Hommage à Jacques Chassin de Kergommeaux

Jacques,

Je voudrais d'abord rendre compte de ta vie professionnelle, ainsi que de l'affection et de l'estime que tes collègues avaient pour toi.

Je ne vais pas infliger la lecture commentée de ton CV, tu n'apprécierais pas. Je vais essayer d'aller à l'essentiel parmi tous les volets de ta vie professionnelle, dans le monde académique ou industriel, en France ou à l'étranger.

Chercheur, ton sujet, c'est le parallélisme, c'est-à-dire, en simplifiant, l'utilisation d'un ensemble d'ordinateurs de puissance moyenne pour construire un super calculateur. C'est au cours de ton séjour à Munich, de 86 à 89 que tu as véritablement trouvé ta maturité scientifique et as commencé à être internationalement reconnu. Ayant soutenu ta thèse, puis été recruté comme chargé de recherches au CNRS, tu as poursuivi par la suite des travaux autour de la programmation et des outils de mise au point des programmes parallèles.

À côté de tes réalisations, nous avons particulièrement apprécié ta modestie, qualité fondamentale pour un scientifique, ton esprit critique, toujours constructif, ensuite ta rigueur et ta clarté dans l'expression écrite, en français comme en anglais et enfin ton sens de la collectivité.

Bien qu'ayant enseigné dès ton service national, et donné régulièrement quelques cours ensuite, tu n'es enseignant professionnel qu'à partir de 2001, lorsque tu deviens Professeur des Universités. Tu dois alors consacrer une part importante de ton activité à l'enseignement, ce qui se révèle compliqué : soucieux de très bien faire et de ne pas décevoir tes auditeurs, tu es à la fois angoissé à la perspective de mal enseigner, et donc perfectionniste dans tes préparations et dans la rédaction de tes sujets de cours et d'exercices.

En plus de tes activités d'enseignant et de chercheur, toujours le sens du collectif, tu prends en charge les relations industrielles de l'ensimag. Tu sais t'y faire respecter par nos partenaires et je ne citerai que deux de tes réalisations : une enquête prospective sur les différents métiers de l'ingénieur informaticien et mathématicien, et le lancement de la « journée des partenaires » rassemblant dans les locaux de l'école un ensemble d'industriels soucieux de recrutement. La maladie ne t'a pas laissé le temps de terminer ce projet. La première édition de cette journée a eu lieu en octobre ; elle a connu un grand succès, dont une bonne part t'est due.



Mais, à côté du scientifique et de l'enseignant, il y a surtout l'homme que nous avons aimé, et tu me permettras quelques considérations plus personnelles.

Depuis ces quelques jours, je suis hanté par la phrase envoyée par Picasso à Matisse : « Quand l'un de nous deux sera mort, il y a des choses que l'autre ne pourra plus dire à personne ». Je viens seulement de comprendre que, bien loin de se limiter à des relations entre des génies, elle s'applique aussi à la fin d'une amitié entre des individus ordinaires.

En premier lieu, j'ai aimé chez toi l'homme de culture.
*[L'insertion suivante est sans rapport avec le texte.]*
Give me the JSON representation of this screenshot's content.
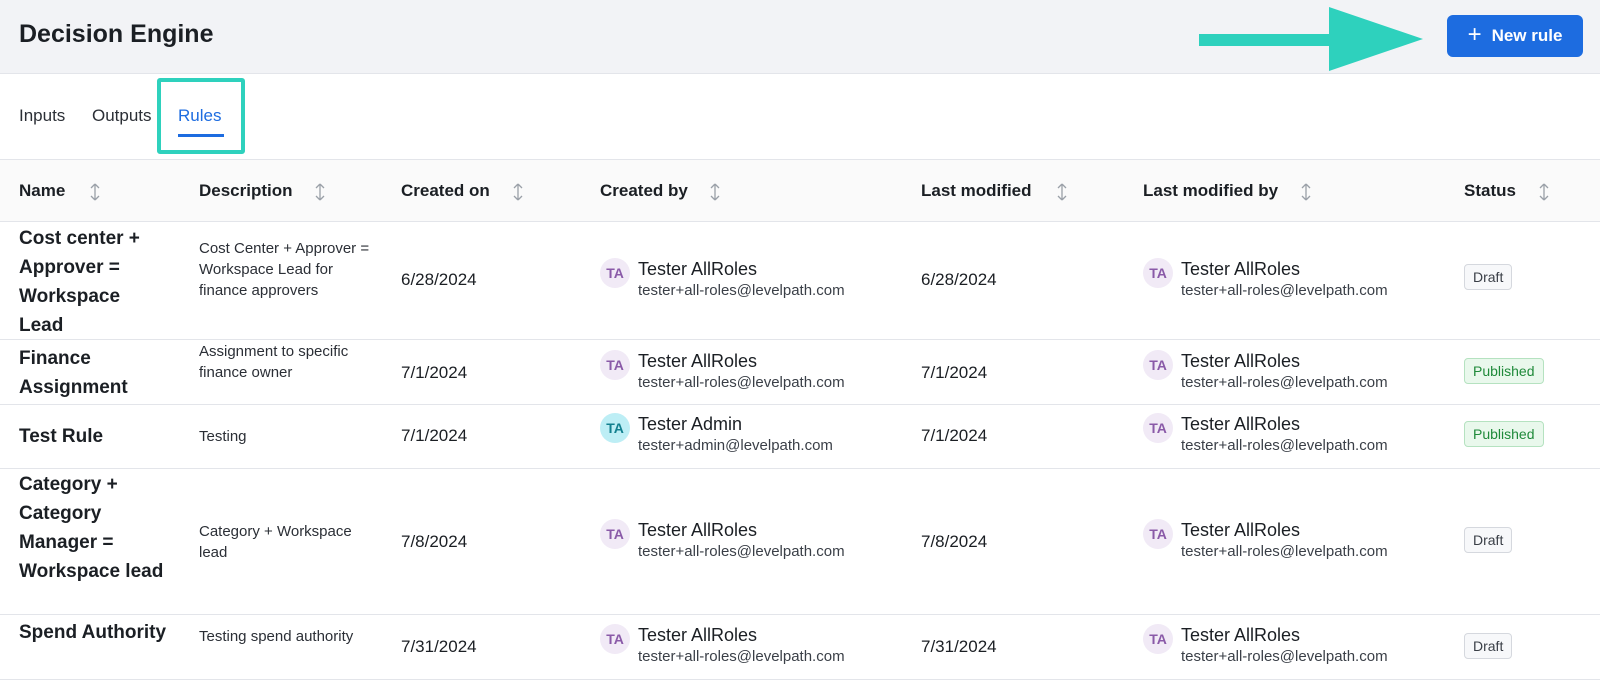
{
  "header": {
    "title": "Decision Engine",
    "new_rule_label": "New rule",
    "accent": "#1d6ce0"
  },
  "tabs": [
    {
      "label": "Inputs",
      "active": false
    },
    {
      "label": "Outputs",
      "active": false
    },
    {
      "label": "Rules",
      "active": true
    }
  ],
  "columns": [
    "Name",
    "Description",
    "Created on",
    "Created by",
    "Last modified",
    "Last modified by",
    "Status"
  ],
  "rows": [
    {
      "name": "Cost center + Approver = Workspace Lead",
      "description": "Cost Center + Approver = Workspace Lead for finance approvers",
      "created_on": "6/28/2024",
      "created_by": {
        "initials": "TA",
        "name": "Tester AllRoles",
        "email": "tester+all-roles@levelpath.com"
      },
      "last_modified": "6/28/2024",
      "last_modified_by": {
        "initials": "TA",
        "name": "Tester AllRoles",
        "email": "tester+all-roles@levelpath.com"
      },
      "status": "Draft"
    },
    {
      "name": "Finance Assignment",
      "description": "Assignment to specific finance owner",
      "created_on": "7/1/2024",
      "created_by": {
        "initials": "TA",
        "name": "Tester AllRoles",
        "email": "tester+all-roles@levelpath.com"
      },
      "last_modified": "7/1/2024",
      "last_modified_by": {
        "initials": "TA",
        "name": "Tester AllRoles",
        "email": "tester+all-roles@levelpath.com"
      },
      "status": "Published"
    },
    {
      "name": "Test Rule",
      "description": "Testing",
      "created_on": "7/1/2024",
      "created_by": {
        "initials": "TA",
        "name": "Tester Admin",
        "email": "tester+admin@levelpath.com"
      },
      "last_modified": "7/1/2024",
      "last_modified_by": {
        "initials": "TA",
        "name": "Tester AllRoles",
        "email": "tester+all-roles@levelpath.com"
      },
      "status": "Published"
    },
    {
      "name": "Category + Category Manager = Workspace lead",
      "description": "Category + Workspace lead",
      "created_on": "7/8/2024",
      "created_by": {
        "initials": "TA",
        "name": "Tester AllRoles",
        "email": "tester+all-roles@levelpath.com"
      },
      "last_modified": "7/8/2024",
      "last_modified_by": {
        "initials": "TA",
        "name": "Tester AllRoles",
        "email": "tester+all-roles@levelpath.com"
      },
      "status": "Draft"
    },
    {
      "name": "Spend Authority",
      "description": "Testing spend authority",
      "created_on": "7/31/2024",
      "created_by": {
        "initials": "TA",
        "name": "Tester AllRoles",
        "email": "tester+all-roles@levelpath.com"
      },
      "last_modified": "7/31/2024",
      "last_modified_by": {
        "initials": "TA",
        "name": "Tester AllRoles",
        "email": "tester+all-roles@levelpath.com"
      },
      "status": "Draft"
    }
  ]
}
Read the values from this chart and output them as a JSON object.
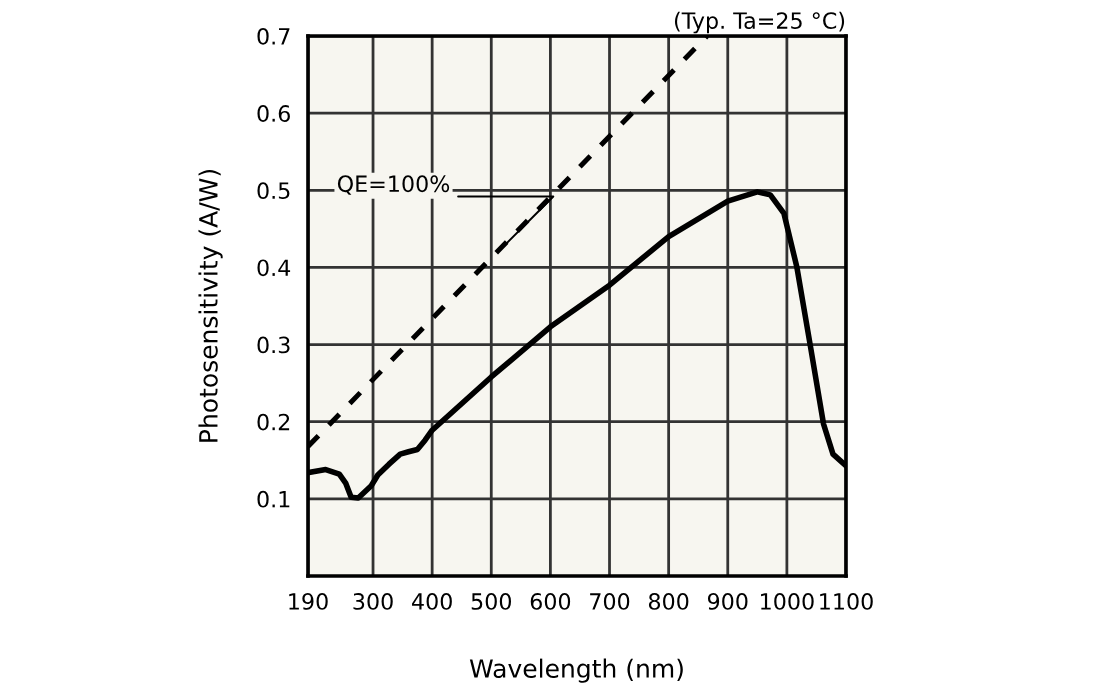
{
  "chart_data": {
    "type": "line",
    "xlabel": "Wavelength (nm)",
    "ylabel": "Photosensitivity (A/W)",
    "xlim": [
      190,
      1100
    ],
    "xticks": [
      190,
      300,
      400,
      500,
      600,
      700,
      800,
      900,
      1000,
      1100
    ],
    "ylim": [
      0,
      0.7
    ],
    "yticks": [
      0.1,
      0.2,
      0.3,
      0.4,
      0.5,
      0.6,
      0.7
    ],
    "grid": true,
    "legend": false,
    "series": [
      {
        "color": "#000000",
        "line_style": "solid",
        "x": [
          190,
          220,
          243,
          254,
          263,
          275,
          297,
          308,
          327,
          346,
          360,
          375,
          388,
          400,
          500,
          600,
          700,
          800,
          900,
          950,
          972,
          995,
          1017,
          1040,
          1062,
          1078,
          1100
        ],
        "values": [
          0.134,
          0.138,
          0.132,
          0.12,
          0.102,
          0.101,
          0.117,
          0.131,
          0.145,
          0.158,
          0.161,
          0.164,
          0.176,
          0.189,
          0.258,
          0.323,
          0.377,
          0.44,
          0.486,
          0.498,
          0.494,
          0.47,
          0.4,
          0.297,
          0.197,
          0.158,
          0.143
        ]
      },
      {
        "color": "#000000",
        "line_style": "dashed",
        "x": [
          190,
          865
        ],
        "values": [
          0.168,
          0.7
        ]
      }
    ],
    "annotations": [
      "(Typ. Ta=25 °C)",
      {
        "text": "QE=100%",
        "x": 511,
        "y": 0.42
      }
    ]
  }
}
Je n'ai pas oublié que, jeune chercheur, tu avais affiché dans ton bureau une représentation de Guernica. Tu étais aussi musicien et mélomane, mais je ne suis pas compétent pour en parler. Tu étais un amoureux de littérature, connaisseur des grands auteurs et des grands textes, et, même, ou surtout ces derniers mois, nous n'avons pas eu de discussion sans aborder, à un moment ou à un autre, la littérature.

En second lieu, j'ai aimé et côtoyé le sportif, le montagnard passionné tant de ski de randonnée que d'alpinisme. Combien d'heures avons-nous passées, dans nos vertes années surtout, à rêver sur de grands itinéraires que ni l'un ni l'autre n'avons parcourus !

J'ai enfin adoré ton humour, que ce soit dans la vie professionnelle ou privée ; jamais méchant, toujours féroce, d'autant plus qu'il s'exerçait à propos de toi-même.

Pour conclure, je voudrais souligner la lucidité, le courage et la dignité dont tu as su faire preuve face à la maladie et ton souci de rester présent parmi nous jusqu'au bout.

Jacques, où que tu sois maintenant, tu nous manques, tu vas nous manquer. Mais dans la mémoire de tes collègues et amis, ta place va rester ; c'est aussi une forme d'éternité.